In many enterprises Azure is the strategic public cloud. But it still can have technical or organizational blockers which prevent you from fully profiting from the public cloud. Embracing modern DevOps practices to optimize and simplify the process of creating end user value is much harder if you build on top of legacy processes and hardware. Based on a real life scenario I'm describing in this post how you can use cloud technology to practice at least a bit of DevOps even if your organization is still not ready yet for public cloud.

The scenario

We are talking about a massive eCommerce web application (built with ASP.Net Core) that faces the extra challenge of not being able to leverage public cloud technologies. The development team for this eCommerce platform consists of 30 developers which contribute from two locations (onsite & nearshore). They are sharing an on-prem TFS 2018 with other dev-teams but have their dedicated build server. The application itself runs on Windows behind an IIS webserver.

Beside using latest ASP.Net Core technology this is pretty much the classical way how application are getting developed and deployed. The application is ready to be containerized, but external dependencies do not allow a deployment to a Docker-hosted environment at the moment.

How VSTS & Azure still enable DevOps

As the platform will have a massive user load it is absolutely crucial to test the application under load on a regular base starting already early in the development process.

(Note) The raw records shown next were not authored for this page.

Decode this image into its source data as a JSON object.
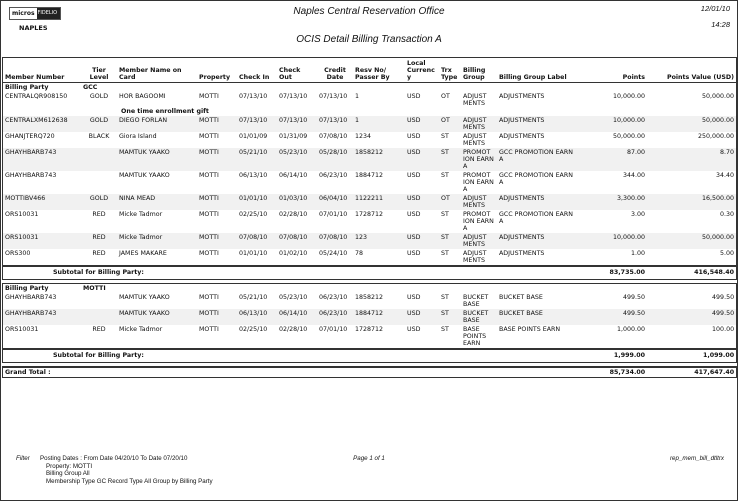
{
  "header": {
    "logo": {
      "left": "micros",
      "right": "FIDELIO"
    },
    "city": "NAPLES",
    "office": "Naples Central Reservation Office",
    "report_title": "OCIS Detail Billing Transaction A",
    "date": "12/01/10",
    "time": "14:28"
  },
  "columns": [
    "Member Number",
    "Tier Level",
    "Member Name on Card",
    "Property",
    "Check In",
    "Check Out",
    "Credit Date",
    "Resv No/ Passer By",
    "Local Currency",
    "Trx Type",
    "Billing Group",
    "Billing Group Label",
    "Points",
    "Points Value (USD)"
  ],
  "groups": [
    {
      "label": "Billing Party",
      "party": "GCC",
      "rows": [
        {
          "member": "CENTRALQR908150",
          "tier": "GOLD",
          "name": "HOR BAGOOMI",
          "property": "MOTTI",
          "check_in": "07/13/10",
          "check_out": "07/13/10",
          "credit": "07/13/10",
          "resv": "1",
          "currency": "USD",
          "trx": "OT",
          "group": "ADJUST MENTS",
          "group_label": "ADJUSTMENTS",
          "points": "10,000.00",
          "value": "50,000.00",
          "note": "One time enrollment gift"
        },
        {
          "member": "CENTRALXM612638",
          "tier": "GOLD",
          "name": "DIEGO FORLAN",
          "property": "MOTTI",
          "check_in": "07/13/10",
          "check_out": "07/13/10",
          "credit": "07/13/10",
          "resv": "1",
          "currency": "USD",
          "trx": "OT",
          "group": "ADJUST MENTS",
          "group_label": "ADJUSTMENTS",
          "points": "10,000.00",
          "value": "50,000.00"
        },
        {
          "member": "GHANJTERQ720",
          "tier": "BLACK",
          "name": "Giora Island",
          "property": "MOTTI",
          "check_in": "01/01/09",
          "check_out": "01/31/09",
          "credit": "07/08/10",
          "resv": "1234",
          "currency": "USD",
          "trx": "ST",
          "group": "ADJUST MENTS",
          "group_label": "ADJUSTMENTS",
          "points": "50,000.00",
          "value": "250,000.00"
        },
        {
          "member": "GHAYHBARB743",
          "tier": "",
          "name": "MAMTUK YAAKO",
          "property": "MOTTI",
          "check_in": "05/21/10",
          "check_out": "05/23/10",
          "credit": "05/28/10",
          "resv": "1858212",
          "currency": "USD",
          "trx": "ST",
          "group": "PROMOT ION EARN A",
          "group_label": "GCC PROMOTION EARN A",
          "points": "87.00",
          "value": "8.70"
        },
        {
          "member": "GHAYHBARB743",
          "tier": "",
          "name": "MAMTUK YAAKO",
          "property": "MOTTI",
          "check_in": "06/13/10",
          "check_out": "06/14/10",
          "credit": "06/23/10",
          "resv": "1884712",
          "currency": "USD",
          "trx": "ST",
          "group": "PROMOT ION EARN A",
          "group_label": "GCC PROMOTION EARN A",
          "points": "344.00",
          "value": "34.40"
        },
        {
          "member": "MOTTIBV466",
          "tier": "GOLD",
          "name": "NINA MEAD",
          "property": "MOTTI",
          "check_in": "01/01/10",
          "check_out": "01/03/10",
          "credit": "06/04/10",
          "resv": "1122211",
          "currency": "USD",
          "trx": "OT",
          "group": "ADJUST MENTS",
          "group_label": "ADJUSTMENTS",
          "points": "3,300.00",
          "value": "16,500.00"
        },
        {
          "member": "ORS10031",
          "tier": "RED",
          "name": "Micke Tadmor",
          "property": "MOTTI",
          "check_in": "02/25/10",
          "check_out": "02/28/10",
          "credit": "07/01/10",
          "resv": "1728712",
          "currency": "USD",
          "trx": "ST",
          "group": "PROMOT ION EARN A",
          "group_label": "GCC PROMOTION EARN A",
          "points": "3.00",
          "value": "0.30"
        },
        {
          "member": "ORS10031",
          "tier": "RED",
          "name": "Micke Tadmor",
          "property": "MOTTI",
          "check_in": "07/08/10",
          "check_out": "07/08/10",
          "credit": "07/08/10",
          "resv": "123",
          "currency": "USD",
          "trx": "ST",
          "group": "ADJUST MENTS",
          "group_label": "ADJUSTMENTS",
          "points": "10,000.00",
          "value": "50,000.00"
        },
        {
          "member": "ORS300",
          "tier": "RED",
          "name": "JAMES MAKARE",
          "property": "MOTTI",
          "check_in": "01/01/10",
          "check_out": "01/02/10",
          "credit": "05/24/10",
          "resv": "78",
          "currency": "USD",
          "trx": "ST",
          "group": "ADJUST MENTS",
          "group_label": "ADJUSTMENTS",
          "points": "1.00",
          "value": "5.00"
        }
      ],
      "subtotal_label": "Subtotal for Billing Party:",
      "subtotal_points": "83,735.00",
      "subtotal_value": "416,548.40"
    },
    {
      "label": "Billing Party",
      "party": "MOTTI",
      "rows": [
        {
          "member": "GHAYHBARB743",
          "tier": "",
          "name": "MAMTUK YAAKO",
          "property": "MOTTI",
          "check_in": "05/21/10",
          "check_out": "05/23/10",
          "credit": "06/23/10",
          "resv": "1858212",
          "currency": "USD",
          "trx": "ST",
          "group": "BUCKET BASE",
          "group_label": "BUCKET BASE",
          "points": "499.50",
          "value": "499.50"
        },
        {
          "member": "GHAYHBARB743",
          "tier": "",
          "name": "MAMTUK YAAKO",
          "property": "MOTTI",
          "check_in": "06/13/10",
          "check_out": "06/14/10",
          "credit": "06/23/10",
          "resv": "1884712",
          "currency": "USD",
          "trx": "ST",
          "group": "BUCKET BASE",
          "group_label": "BUCKET BASE",
          "points": "499.50",
          "value": "499.50"
        },
        {
          "member": "ORS10031",
          "tier": "RED",
          "name": "Micke Tadmor",
          "property": "MOTTI",
          "check_in": "02/25/10",
          "check_out": "02/28/10",
          "credit": "07/01/10",
          "resv": "1728712",
          "currency": "USD",
          "trx": "ST",
          "group": "BASE POINTS EARN",
          "group_label": "BASE POINTS EARN",
          "points": "1,000.00",
          "value": "100.00"
        }
      ],
      "subtotal_label": "Subtotal for Billing Party:",
      "subtotal_points": "1,999.00",
      "subtotal_value": "1,099.00"
    }
  ],
  "grand_total": {
    "label": "Grand Total :",
    "points": "85,734.00",
    "value": "417,647.40"
  },
  "footer": {
    "filter_label": "Filter",
    "lines": [
      "Posting Dates :   From Date 04/20/10   To Date 07/20/10",
      "Property:  MOTTI",
      "Billing Group All",
      "Membership Type GC   Record Type All   Group by Billing Party"
    ],
    "page": "Page 1 of 1",
    "report_id": "rep_mem_bill_dtltrx"
  }
}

But the initiative of getting a dedicated on-prem environment with (1st) the load-generator agents and (2nd) the application itself to run the load against would probably have died due to complexity on an early stage.

To unlock this situation we have chosen a fully cloud based solution. As a prerequisite all relevant interfaces of the application have been mocked (https://en.wikipedia.org/wiki/Mock_object). Then the application gets deployed to an Azure VM (automated though TFS Release Management) and the cloud-based load-test from VSTS simulate user-load for the application running on the Azure VM. In addition to this Application Insights (https://azure.microsoft.com/en-us/services/application-insights/) is activated only on the application instance running on this Azure VM what provides us dozens of additional metrics while the application is under load.

Continuously more and more important is security testing and especially considering the OWASP (https://www.owasp.org) threats. Executing scans with the ZAP (Zed Attack Proxy, https://github.com/zaproxy/zaproxy/wiki/Downloads) again requires hardware for this proxy-software as well as for triggering the requests.

Extending the scenario from above with a second Azure VM which hosts the proxy and a VSTS build definition which makes use of the test task coming with this VSTS extension (https://marketplace.visualstudio.com/items?itemName=kasunkodagoda.owasp-zap-scan) is our easy and efficient solution to run OWASP security tests on a regular base.

What if…

With this solution cloud based security- and load-tests are possible although no data (not even source code) is stored in the public cloud. But without any boundaries in leveraging public cloud (VSTS & Azure) the ALM (Application Lifecycle Management) process could still be much more efficient:

  1. Containerizing the application and running it as micro-services on a managed infrastructure (e.g. AKS, /en-us/azure/aks/) would give you full flexibility in terms of scalability and provisioning additional environments by reducing the operational effort to rare minimum.
  2. The execution of the mentioned Security- & Load-Tests could be orchestrated as part of the existing build-, test- and release-pipeline
  3. When working on VSTS you automatically profit from the newest features and get rid of upgrading TFS once or twice a year.